The VM shows up on the router just fine, And I connect to that device with the IP given by the router just fine. but I still cannot connect to google.com or anything.

Best Answer

This is too long to explain in a comment. Below is how the bridged adapter works.

Yet, if you can ping from the guest debian that means some form of DHCP happened and you must have and IP (which is a different IP from the host machine). I'd check router configuration to see if you're not allowing/disallowing specific MACs and/or IPs from the usage of TCP/UDP protocols (that is a measure some people use on their routers).


Bridged adapter

A bridged adapter on VirtualBox simulates as if there was a bridge (well it is easier to think of this as a hub) on the cable connection to your (host) actual machine. Even if the connection is over wireless the simulation is similar.

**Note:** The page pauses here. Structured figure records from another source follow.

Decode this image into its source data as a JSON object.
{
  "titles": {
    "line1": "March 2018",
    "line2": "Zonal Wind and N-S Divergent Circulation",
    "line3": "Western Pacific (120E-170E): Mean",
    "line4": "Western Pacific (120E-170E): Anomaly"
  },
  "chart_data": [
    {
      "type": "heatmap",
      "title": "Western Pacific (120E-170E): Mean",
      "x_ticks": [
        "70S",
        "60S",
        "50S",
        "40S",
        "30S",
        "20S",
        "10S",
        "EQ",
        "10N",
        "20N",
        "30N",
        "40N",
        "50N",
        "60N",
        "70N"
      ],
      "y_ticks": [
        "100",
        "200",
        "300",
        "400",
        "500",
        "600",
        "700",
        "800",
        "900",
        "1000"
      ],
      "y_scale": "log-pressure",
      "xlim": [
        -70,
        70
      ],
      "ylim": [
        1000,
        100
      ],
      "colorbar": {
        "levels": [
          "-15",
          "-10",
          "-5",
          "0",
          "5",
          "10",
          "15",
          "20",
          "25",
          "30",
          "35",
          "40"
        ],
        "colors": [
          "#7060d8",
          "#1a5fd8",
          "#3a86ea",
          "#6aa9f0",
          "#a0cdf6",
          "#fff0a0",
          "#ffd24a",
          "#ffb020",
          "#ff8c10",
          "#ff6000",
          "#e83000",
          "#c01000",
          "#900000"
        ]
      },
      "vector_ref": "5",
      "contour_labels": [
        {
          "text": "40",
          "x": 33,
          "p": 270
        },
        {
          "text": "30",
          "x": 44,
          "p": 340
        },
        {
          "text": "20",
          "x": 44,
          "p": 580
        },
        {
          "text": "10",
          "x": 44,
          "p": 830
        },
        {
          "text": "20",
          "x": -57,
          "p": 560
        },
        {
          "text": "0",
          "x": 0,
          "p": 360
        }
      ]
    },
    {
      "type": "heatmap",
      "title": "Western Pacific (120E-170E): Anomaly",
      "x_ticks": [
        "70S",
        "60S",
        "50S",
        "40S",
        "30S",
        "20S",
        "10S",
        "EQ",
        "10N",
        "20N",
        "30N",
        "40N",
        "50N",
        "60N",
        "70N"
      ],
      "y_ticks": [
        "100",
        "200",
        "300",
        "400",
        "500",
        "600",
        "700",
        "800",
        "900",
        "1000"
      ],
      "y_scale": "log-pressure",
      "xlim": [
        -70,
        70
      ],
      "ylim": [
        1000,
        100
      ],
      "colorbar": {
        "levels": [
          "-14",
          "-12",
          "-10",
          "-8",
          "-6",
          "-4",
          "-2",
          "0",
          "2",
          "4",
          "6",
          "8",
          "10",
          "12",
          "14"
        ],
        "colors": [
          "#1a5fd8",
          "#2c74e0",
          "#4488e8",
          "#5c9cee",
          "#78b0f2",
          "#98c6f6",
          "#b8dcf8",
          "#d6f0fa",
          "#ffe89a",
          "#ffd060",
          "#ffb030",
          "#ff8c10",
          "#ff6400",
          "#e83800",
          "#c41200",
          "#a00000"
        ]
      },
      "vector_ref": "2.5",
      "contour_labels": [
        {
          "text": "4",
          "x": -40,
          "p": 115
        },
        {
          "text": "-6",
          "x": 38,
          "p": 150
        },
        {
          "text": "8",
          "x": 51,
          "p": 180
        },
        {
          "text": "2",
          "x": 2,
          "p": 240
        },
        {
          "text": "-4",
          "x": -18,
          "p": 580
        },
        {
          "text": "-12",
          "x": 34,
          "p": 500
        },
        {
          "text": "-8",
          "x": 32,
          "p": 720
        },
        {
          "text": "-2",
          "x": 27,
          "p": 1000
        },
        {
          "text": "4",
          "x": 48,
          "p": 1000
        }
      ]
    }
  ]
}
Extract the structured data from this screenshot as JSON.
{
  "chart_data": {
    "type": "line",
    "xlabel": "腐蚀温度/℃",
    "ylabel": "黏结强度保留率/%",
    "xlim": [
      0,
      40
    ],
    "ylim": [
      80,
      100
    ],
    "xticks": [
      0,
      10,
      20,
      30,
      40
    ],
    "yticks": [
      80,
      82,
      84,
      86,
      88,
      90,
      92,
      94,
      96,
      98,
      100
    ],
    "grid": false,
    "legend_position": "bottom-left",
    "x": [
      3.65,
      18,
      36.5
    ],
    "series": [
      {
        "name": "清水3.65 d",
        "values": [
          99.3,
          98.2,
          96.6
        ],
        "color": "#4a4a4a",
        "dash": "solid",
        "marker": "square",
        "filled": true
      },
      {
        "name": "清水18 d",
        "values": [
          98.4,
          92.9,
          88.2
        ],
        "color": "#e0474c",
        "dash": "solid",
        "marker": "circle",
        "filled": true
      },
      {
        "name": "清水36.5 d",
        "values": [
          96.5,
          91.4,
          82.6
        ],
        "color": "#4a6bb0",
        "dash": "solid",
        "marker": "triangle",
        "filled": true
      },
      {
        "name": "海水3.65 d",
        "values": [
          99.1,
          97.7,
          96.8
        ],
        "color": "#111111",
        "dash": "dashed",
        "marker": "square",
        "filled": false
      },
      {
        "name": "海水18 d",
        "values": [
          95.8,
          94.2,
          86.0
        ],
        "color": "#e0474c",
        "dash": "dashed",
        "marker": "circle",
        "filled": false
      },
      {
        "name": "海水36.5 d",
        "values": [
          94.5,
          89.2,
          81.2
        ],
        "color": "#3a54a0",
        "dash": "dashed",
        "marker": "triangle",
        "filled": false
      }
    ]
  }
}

For (almost) all purposes the guest (debian) and the router the host machine is connected to are connected directly. Have separate MAC, separate IP, they even give separate ARP requests.

router <---> host machine running VirtualBox
  ^
  |
  +-----> guest machine running Debian

This is done by sending packets with a different hardware address (you can configure the hardware address in the adapter).

You need to configure the guest system (Debian) to connect to the network as if it was a separate machine. For example, if you use a WPA connection from the host machine you need to configure WPA (including the username and password) in the guest machine.